Hellen wandte sich um und sah dem Mann zweifelnd hinterher. Konnten sie diesem alten, zugegeben sehr liebenswerten Wächter wirklich trauen? Oder stand schon die Polizei vor der Tür, um sie zu verhaften, und sie würden sich das Geld teilen, dass Arno auf dem Tisch zurückgelassen hatte?

„Na los, worauf warten wir, die Uhr tickt“, sagte Arno und zog Hellen am Arm, die anfangs noch zögerlich, aber ihrem Freund schließlich folgte. Sie hielten sich haarklein an die Anweisung des Mannes und achteten darauf nur genau den Weg zu nehmen, den er ihnen auf dem Plan gezeigt hatte. Hellen hatte zwar schon mehrmals das Museum besucht, doch solche Orte verzauberten sie buchstäblich. Der Geruch in solchen Museen rief bei immer ein wohliges Gefühl hervor. Und einmal nachts und ganz alleine diese mächtigen Hallen zu begehen, war für sie ein aufregendes Erlebnis. Ihr kam das berühmteste Artefakt des Museums in den Sinn. Es war neben dem Porträt der Mona Lisa von Leonardo da Vinci wahrscheinlich eines der berühmtesten Kunstwerke der Welt. Die goldene Totenmaske des vor 3343 Jahren verstorbenen Pharaos Tutanchamun. Er hatte nur dadurch Berühmtheit erlangt, dass sein Grab nahezu unversehrt von Howard Carter 1922 im Tal der Könige entdeckt worden war. Er war kein sehr bedeutender Pharao gewesen. Wenn man sich also überlegte, welche Schätze ein unwichtiger König in seinem eher kleinen Grab gehabt hatte, welche Schätze waren dann über die Jahrtausende verloren gegangen, weil sie von Grabräubern geplündert worden waren. Hellen dachte an Cloutard und ob er sich etwas davon ergattert hatte. Der Inhalt dieses Grabs galt bis heute als einer der spektakulärsten Funde der Archäologie. Es befanden sich aber auch bedeutendere Persönlichkeiten in diesen Mauern. Unter anderem die Mumie von Ramses II. So hatte auch der einst mächtigste Pharao und das selbst bis heute am längsten regierende Staatsoberhaupt der Welt, in einem der Kühlschränke des Kairoer Museums seine letzte Ruhestätte gefunden.
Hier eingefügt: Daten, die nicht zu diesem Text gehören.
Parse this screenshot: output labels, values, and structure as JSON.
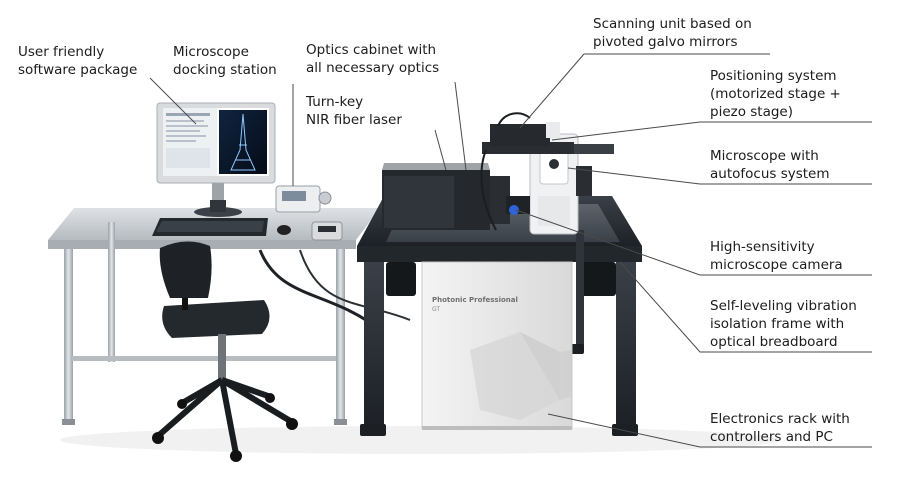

Hellen erinnerte sich, wie ihr Vater sie als Kind einmal hierher mitgenommen hatte, und ihr die Ehre zu Teil wurde, die Mumie von Ramses II persönlich sehen zu können. Sie hatten damals Glück gehabt, dass ein amerikanisches Filmteam eine Dokumentation gedreht hatte und er dafür aus seiner voll klimatisierten Ruhestätte geholt worden war. Das war einer der Momente mit ihrem Vater gewesen, an den sich Hellen noch heute gerne zurückerinnerte.
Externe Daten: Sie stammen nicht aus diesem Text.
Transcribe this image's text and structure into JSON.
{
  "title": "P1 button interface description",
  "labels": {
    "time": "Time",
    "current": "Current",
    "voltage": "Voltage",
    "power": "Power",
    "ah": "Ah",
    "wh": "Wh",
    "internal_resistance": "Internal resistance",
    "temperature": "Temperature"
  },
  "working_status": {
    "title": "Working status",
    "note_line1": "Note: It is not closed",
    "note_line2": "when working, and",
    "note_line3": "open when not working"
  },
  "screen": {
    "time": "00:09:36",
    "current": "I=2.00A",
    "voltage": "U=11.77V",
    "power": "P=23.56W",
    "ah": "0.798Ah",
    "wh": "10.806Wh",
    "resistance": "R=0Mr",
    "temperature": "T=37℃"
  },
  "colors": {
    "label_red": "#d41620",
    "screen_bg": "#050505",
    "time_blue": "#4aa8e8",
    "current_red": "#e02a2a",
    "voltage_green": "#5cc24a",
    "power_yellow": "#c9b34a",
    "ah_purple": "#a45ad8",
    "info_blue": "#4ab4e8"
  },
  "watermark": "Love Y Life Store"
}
Als sie und Arno im Keller vor der Tür standen, für die ihnen der Nachtwächter die Keycard mitgegeben hatte, atmete Hellen freudig ein und steckte die Karte in das alte Lesegerät. Ein Summen, dann ein Klicken, und die Tür ließ sich aufziehen. Sie betraten das kühle Labor und Hellen schaltete das Licht an. In der Mitte des sterilen Laborraums stand ein großer, stählerner Tisch und auf ihm befand sich eine dunkle Holzkiste. Hellen und Arno gingen darauf zu und sahen sich mit Spannung geladen und großen Augen an. Hellen gab Arno einen Kuss.

„Ich danke dir, dass du das für mich getan hast.“

Sie nahm das Brecheisen, das neben der Holzkiste lag, knackte den Deckel auf und legte ihn zur Seite. Da waren sie. Auf Holzwolle gebettet lagen die beiden 50 Zentimeter großen Amphoren endlich vor ihr. Die sandigen Tongefäße waren in einem nahezu perfekten Zustand. Die zwei Minuten, die sie dem Meerwasser ausgesetzt waren, als Hellen und Arno sie an die Oberfläche getaucht hatten, schienen ihnen nichts ausgemacht zu haben. Der Hohlraum, aus dem sie Hellen entnommen hatte, war wahrscheinlich luftdicht verschlossen gewesen. Das würde die Luftblasen erklären, die aufgestiegen waren, als der Stein aus der Wand gefahren war und auch, warum sich anfänglich die Steine nicht hatten bewegen lassen. Das Geheimfach war versiegelt worden. Hellen hob eine Amphore aus der Kiste und bewunderte die Textur des schlichten Gefäßes, aber vor allem interessierte sie das Symbol, das in den Ton gepresst war. Hellen entnahm auch die zweite Amphore und begann ihre Untersuchung.